予算と価値は比例しない! 見逃せない才能が光る傑作B級映画まとめ (1/4ページ)
世界で最も有名な映画祭「第68回カンヌ国際映画祭」が5月13日からスタートを切り、現在、祭りの熱狂の真っ只中、毎日のようにスター俳優や有名監督らの華やかな姿が現地から伝えられてきている。
映画ファンなら誰しも、あのレッドカーペットを歩いてみたいと思っていることだろう。
そんな憧れの銀幕の世界の裏では、「低予算映画」、「B級映画」と呼ばれる作品も星の数ほど生み出されていることを忘れてはならない。
将来の映画業界を担う監督たちのキャリアの原点ともなるB級映画では、低予算であるからこそアイデアや技巧が問われ、若手監督たちは日夜その才能が競い合われている。

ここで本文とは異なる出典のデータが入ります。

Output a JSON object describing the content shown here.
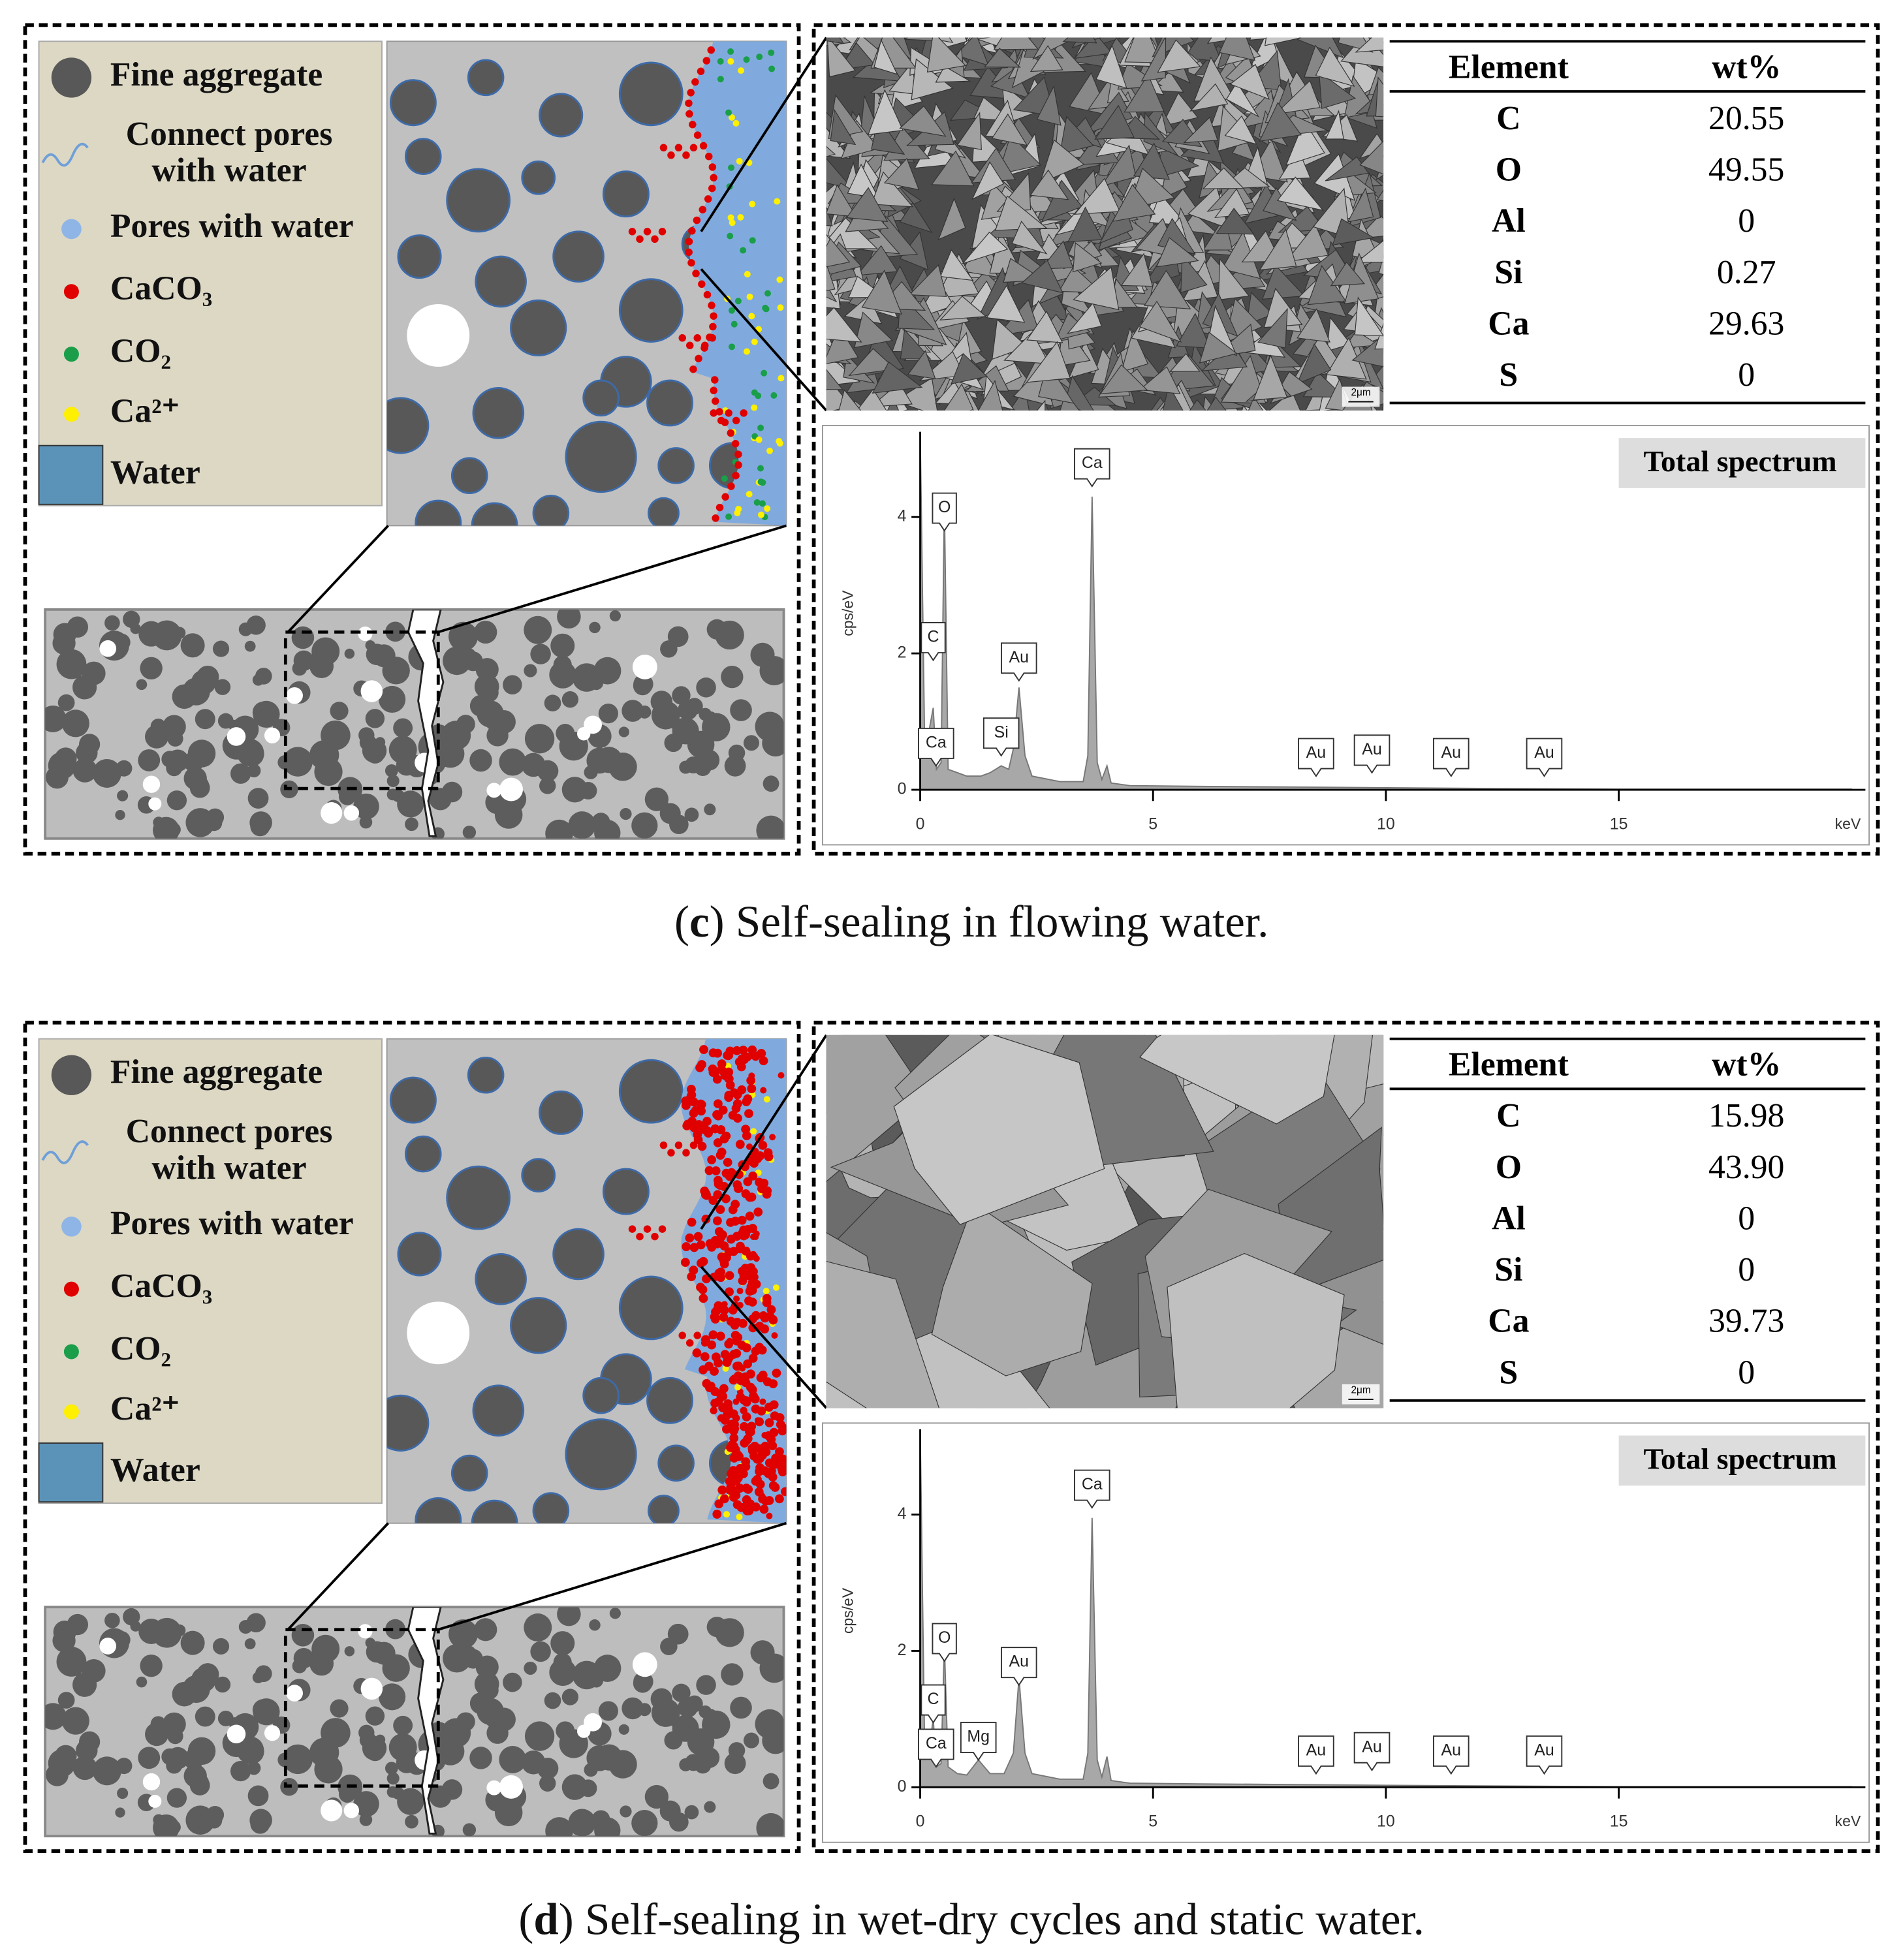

今回は、ホラーやスプラッターなどの王道B級映画だけでなく、低予算ながらも製作陣の独創性あふれる作品を紹介しよう。
巨匠が手がけた低予算映画『スキゾポリス』
1996年に初公開された『スキゾポリス』は、スティーブン・ソダーバーグ監督というハリウッド屈指の映画監督が手がけたアヴァンギャルド(前衛)映画という、映画史でも他に類を見ない作品だ。
ソダーバーグ監督は処女作『セックスと嘘とビデオテープ』で、1998年、カンヌ国際映画祭の最高賞となる「パルムドール賞」を受賞。衝撃的な映画界デビューを果たしたが、意外にも以降の作品は興行的な成功を収められず、ハリウッドから見放されていた時期があった。
そんな時に、ソダーバーグ監督が親友5人と資金を集めてつくった映画が本作である。スタッフが少ないこともあり、監督自身がカメラマンや俳優を兼任している。
低予算かつ、小規模な製作環境ゆえか、一見すると、学生映画と見間違えてしまうような作品だが、その自由な創作スタイルは、実験性と前衛性に溢れている。また、監督自身にとってもブレイクスルーを起こすきっかけとなった作品とも言える。
『スキゾポリス』から4年後の『トラフィック』でソダーバーグ監督は「アカデミー賞」監督賞を受賞。